Rope in neck.

Y ahí me enamore, justo ahí, de esa forma.

Tenías dieciséis cuando quisiste conocer París, vaya promesa. Querías tanto visitar esa ciudad que empezaste a estudiar francés, vaya disciplina. Querías dejarlo todo, vaya error. Alguna vez me contaste todo sobre París. Dijiste que era la definición de perfección. Me contaste del 31 de marzo de 1889, de los 324 metros, de los 24 meses, de los 50 ingenieros y 250 obreros; no parabas de hablar de los 1662 escalones, de las 7.300 toneladas ni de los 7.799.401 francos. Menuda obsesión.

También recuerdo el momento en que ponías tu cabeza encima de mi pecho solo para sentir la vibración de mi voz, "una melodía rara con la que ni Mozart podría" decías; y era ahí donde empezabas a dormirte y a susurrar "París, París...", como si te convencieras a ti misma de lo impresionante de decirlo, como si murmurar los sueños sea la manera más adecuada de sentirlos ahí, llevando agua a las manos.

Tardamos varias noches juntos cambiando de tema. Ya no hablabas tanto de París, ahora preguntabas más por mi y por lo que me sucedía en le trabajo. Ya no te preguntabas tanto acerca de la situación económica parisina, ahora me mirabas más a los ojos. Ya no querías ir a París... sin mi.

Después supe que ni siquiera era París, era yo. Te diste cuenta que ver el cielo sin mi no tendría el mismo sentido, que las cosas no se ven tan brillantes como dicen serlo sino me tienes ahí, temblando cuando me agarras de los dedos.
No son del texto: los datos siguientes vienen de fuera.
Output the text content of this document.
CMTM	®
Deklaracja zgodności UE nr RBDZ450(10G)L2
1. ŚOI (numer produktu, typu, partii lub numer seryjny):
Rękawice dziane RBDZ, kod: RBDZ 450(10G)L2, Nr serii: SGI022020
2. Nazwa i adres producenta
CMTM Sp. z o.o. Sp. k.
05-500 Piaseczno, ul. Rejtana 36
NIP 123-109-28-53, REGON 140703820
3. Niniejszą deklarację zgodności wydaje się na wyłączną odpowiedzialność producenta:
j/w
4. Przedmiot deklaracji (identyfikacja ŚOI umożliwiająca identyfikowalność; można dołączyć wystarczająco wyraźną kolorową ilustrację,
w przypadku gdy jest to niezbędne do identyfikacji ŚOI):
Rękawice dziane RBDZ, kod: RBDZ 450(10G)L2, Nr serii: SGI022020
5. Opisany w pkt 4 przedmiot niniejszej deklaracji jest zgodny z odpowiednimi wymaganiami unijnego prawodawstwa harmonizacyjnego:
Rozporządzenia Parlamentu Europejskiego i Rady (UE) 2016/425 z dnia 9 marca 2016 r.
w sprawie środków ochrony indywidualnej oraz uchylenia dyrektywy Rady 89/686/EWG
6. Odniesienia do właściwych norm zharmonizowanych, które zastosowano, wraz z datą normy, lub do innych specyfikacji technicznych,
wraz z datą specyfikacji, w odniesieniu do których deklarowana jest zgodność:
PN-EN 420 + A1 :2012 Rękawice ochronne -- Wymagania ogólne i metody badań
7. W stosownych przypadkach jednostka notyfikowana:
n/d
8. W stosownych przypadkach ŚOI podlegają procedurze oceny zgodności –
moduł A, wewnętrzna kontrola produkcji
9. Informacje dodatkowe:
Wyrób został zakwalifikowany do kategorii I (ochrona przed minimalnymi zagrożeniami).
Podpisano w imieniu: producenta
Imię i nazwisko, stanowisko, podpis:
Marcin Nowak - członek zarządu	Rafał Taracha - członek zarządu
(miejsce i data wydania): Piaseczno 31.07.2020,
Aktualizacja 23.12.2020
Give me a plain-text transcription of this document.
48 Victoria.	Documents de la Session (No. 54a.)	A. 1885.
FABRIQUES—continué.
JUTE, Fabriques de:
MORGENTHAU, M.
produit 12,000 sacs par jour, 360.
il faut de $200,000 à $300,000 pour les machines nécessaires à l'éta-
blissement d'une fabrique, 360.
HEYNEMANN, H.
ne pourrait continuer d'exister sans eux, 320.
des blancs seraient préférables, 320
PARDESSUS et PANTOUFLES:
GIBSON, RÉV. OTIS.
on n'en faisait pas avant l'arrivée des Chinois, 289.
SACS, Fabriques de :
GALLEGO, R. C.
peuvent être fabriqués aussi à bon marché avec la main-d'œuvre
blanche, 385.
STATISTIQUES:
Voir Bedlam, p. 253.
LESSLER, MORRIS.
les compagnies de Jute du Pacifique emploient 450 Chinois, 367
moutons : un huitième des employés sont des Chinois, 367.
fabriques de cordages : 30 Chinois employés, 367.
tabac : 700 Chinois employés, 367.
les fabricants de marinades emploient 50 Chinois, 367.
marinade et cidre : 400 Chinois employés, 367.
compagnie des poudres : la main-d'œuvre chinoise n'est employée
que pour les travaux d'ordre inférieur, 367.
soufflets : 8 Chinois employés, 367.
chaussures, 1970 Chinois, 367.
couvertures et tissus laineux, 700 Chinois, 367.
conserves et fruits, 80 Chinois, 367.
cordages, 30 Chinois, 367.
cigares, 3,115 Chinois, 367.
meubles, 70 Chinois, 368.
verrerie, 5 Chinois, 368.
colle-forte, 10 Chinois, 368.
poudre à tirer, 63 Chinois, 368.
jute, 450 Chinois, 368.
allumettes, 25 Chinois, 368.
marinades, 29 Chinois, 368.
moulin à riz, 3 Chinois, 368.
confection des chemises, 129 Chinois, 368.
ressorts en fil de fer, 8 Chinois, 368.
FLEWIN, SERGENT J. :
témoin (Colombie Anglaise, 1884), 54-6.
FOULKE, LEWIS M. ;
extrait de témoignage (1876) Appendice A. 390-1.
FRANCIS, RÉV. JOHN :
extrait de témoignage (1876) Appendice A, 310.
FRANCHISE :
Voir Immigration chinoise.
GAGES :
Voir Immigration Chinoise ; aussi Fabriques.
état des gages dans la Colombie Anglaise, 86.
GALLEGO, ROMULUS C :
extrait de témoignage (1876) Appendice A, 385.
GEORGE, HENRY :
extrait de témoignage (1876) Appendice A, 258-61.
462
También comprendiste que sin mi, los pequeños detalles pasaban a ser insignificantes, que lo azul del cielo no era tan brillante como solía serlo esas tardes desde la ventana de la habitación de tus padres; y peor aún, entendiste que a mi me pasaba lo mismo contigo.

De ahí en adelante todo fue de mal en peor, empezaste a juntar tu vida con la mía, comenzaste a soñar con una vida juntos, imaginaste tu nombre grabado en mi tasa de café; y desde allí, ya todo estaba perdido. Yo inicié dibujándote detrás de todas mis notas financieras, luego seguí con ponerle un nombre ficticio a nuestros supuestos hijos, "Joaquín" y "Elena". Después nos preguntábamos por la casa en la que viviríamos, la raza de perro que tendríamos y el color de cortinas que resaltaban más con tus ojos. Nos adentramos en ese juego infinito de dependencias, de vidas amenazadas, de promesas ligadas, y lo que da más miedo aún, del "juntos para siempre".

No nos dimos cuenta a tiempo de la gravedad del asunto, hasta que me susurraste al oído "te amo" a las 2:34 de la mañana cuando fingía dormir. Y a las 2:35 ya estabas cerrando los ojos con el sonido de tus labios al repetir una y otra vez "te amo". Ya no era "París" era un "te amo", una palabra más callada pero no menos revoltosa. También te hiciste la idea, te convenciste de ella, yo te la vendí; y aunque suene cruel, querías tener un poco más en tus labios ese sueño del que todos hablan pero nadie siente. Y lo más trágico de asunto era que yo también sentía lo mismo, hace ya unos cuantos cigarrillos.

Ojalá hubieras elegido París, así no tendrías que besar a la muerte todos los días, y no porque esté contigo, sino porque me fui. Aún sé todo de ti, aunque me guardes en ese cajón donde dejas ir los sueños, que por más que los recites, jamás se hicieron realidad, París por ejemplo. Sólo me queda esperar a que abras de nuevo esta gaveta, me eleves entre tus manos y me empieces a besar como solías hacerlo, entre lagrimas y deseos de volver al pasado. Que mala hora para una soga al cuello.